Born in Sevilla, Spain, Tania Alvarez immigrated to the United States with her family in 1983. After receiving her BFA in 2005 from Pratt Institute, she continued her studies in Barcelona, Spain, earning a Postgraduate Degree from Elisava School of Design in 2009.
Currently residing in Queens, NY, her work has been shown in multiple group exhibitions including “Reflections” and “Square” at Space Womb Gallery (Queens, NY), Art Plus LIC Gallery (Queens, NY), Salon 13 (NYC), an invitational exhibit from the NLAPW (The National League of American Pen Women) at St. Josephs College (Brooklyn, NY), and Pratt’s Alumni Art and Design Fair. Alvarez is also an annual participant in LIC Open Studios, where she was featured and interviewed for her work by Lobsterandcanary.blogspot.com.
Tania’s work can be found in private collections in New York, Massachusetts, and Spain.
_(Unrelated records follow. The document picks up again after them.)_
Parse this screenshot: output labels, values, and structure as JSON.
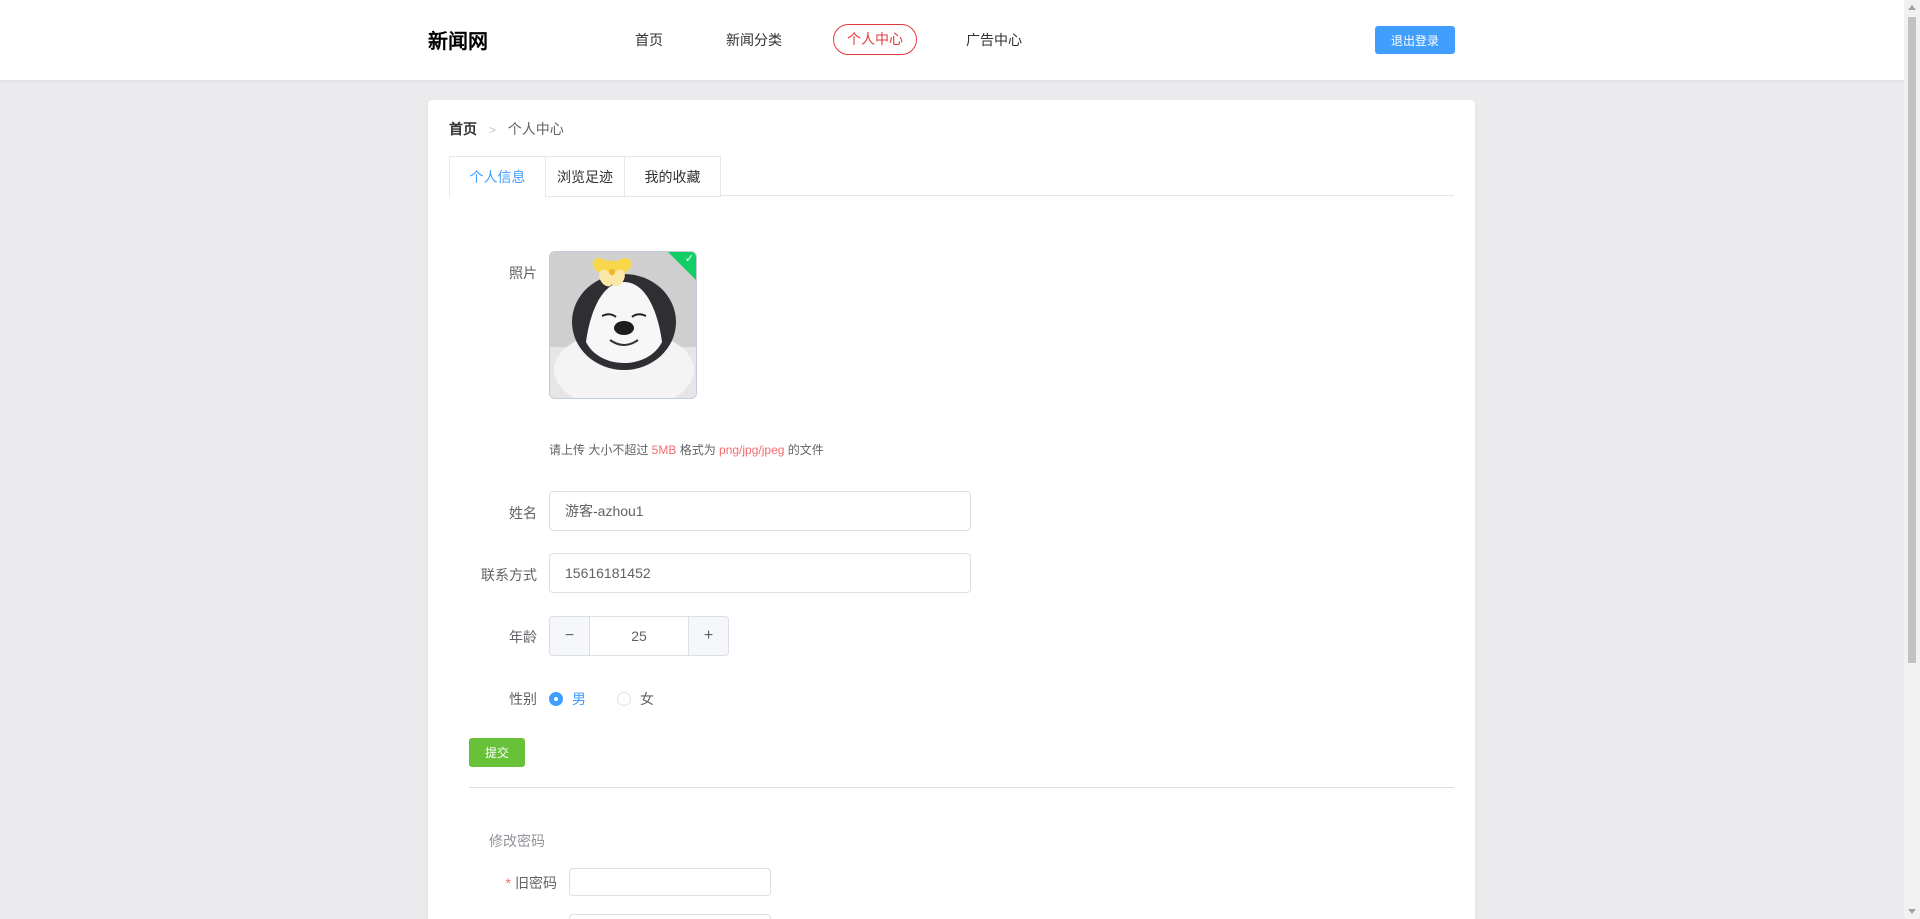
{
  "header": {
    "logo": "新闻网",
    "nav": [
      {
        "label": "首页"
      },
      {
        "label": "新闻分类"
      },
      {
        "label": "个人中心",
        "active": true
      },
      {
        "label": "广告中心"
      }
    ],
    "logout_label": "退出登录"
  },
  "breadcrumb": {
    "home": "首页",
    "separator": ">",
    "current": "个人中心"
  },
  "tabs": [
    {
      "label": "个人信息",
      "active": true
    },
    {
      "label": "浏览足迹"
    },
    {
      "label": "我的收藏"
    }
  ],
  "profile": {
    "photo_label": "照片",
    "upload_tip": {
      "prefix": "请上传 大小不超过 ",
      "size": "5MB",
      "middle": " 格式为 ",
      "formats": "png/jpg/jpeg",
      "suffix": " 的文件"
    },
    "name_label": "姓名",
    "name_value": "游客-azhou1",
    "contact_label": "联系方式",
    "contact_value": "15616181452",
    "age_label": "年龄",
    "age_value": "25",
    "minus_symbol": "−",
    "plus_symbol": "+",
    "gender_label": "性别",
    "gender_options": [
      {
        "label": "男",
        "checked": true
      },
      {
        "label": "女",
        "checked": false
      }
    ],
    "submit_label": "提交"
  },
  "password": {
    "section_title": "修改密码",
    "required_mark": "*",
    "old_password_label": "旧密码"
  },
  "colors": {
    "accent": "#409eff",
    "nav_active": "#e4393c",
    "submit": "#67c23a",
    "highlight": "#f56c6c"
  }
}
Our minds are constantly bombarded by new experiences and emotions. Over time, it becomes impossible to store all of it accurately and we are left with small, obscure fragments of what once was so full and real. Everything else seems to disappear. This concept, which I have always found fascinating, is called “memory”.
Over the past few years, I have taken more time to reflect on this internal process with hopes of finding a new understanding and appreciation of my own experiences. What I found was something that, now, seems so clear: Memories are not something we have, they are something we create. They do not form a straight timeline. Instead, they form a massive puzzle. Only in trying to it put it all back together myself did I find that some of the most important pieces get lost over time. In my most recent work, I aimed to directly translate this complicated, invisible language of the past into something more tangible; something that could be pieced together physically and understood visually. Using my expressive language, I manipulated a wide variety of materials to recreate and explore my memories. Each mixed-media piece represents a unique moment in my life; not only in terms of symbolizing a memory, but also in how my understanding of that memory has changed over time.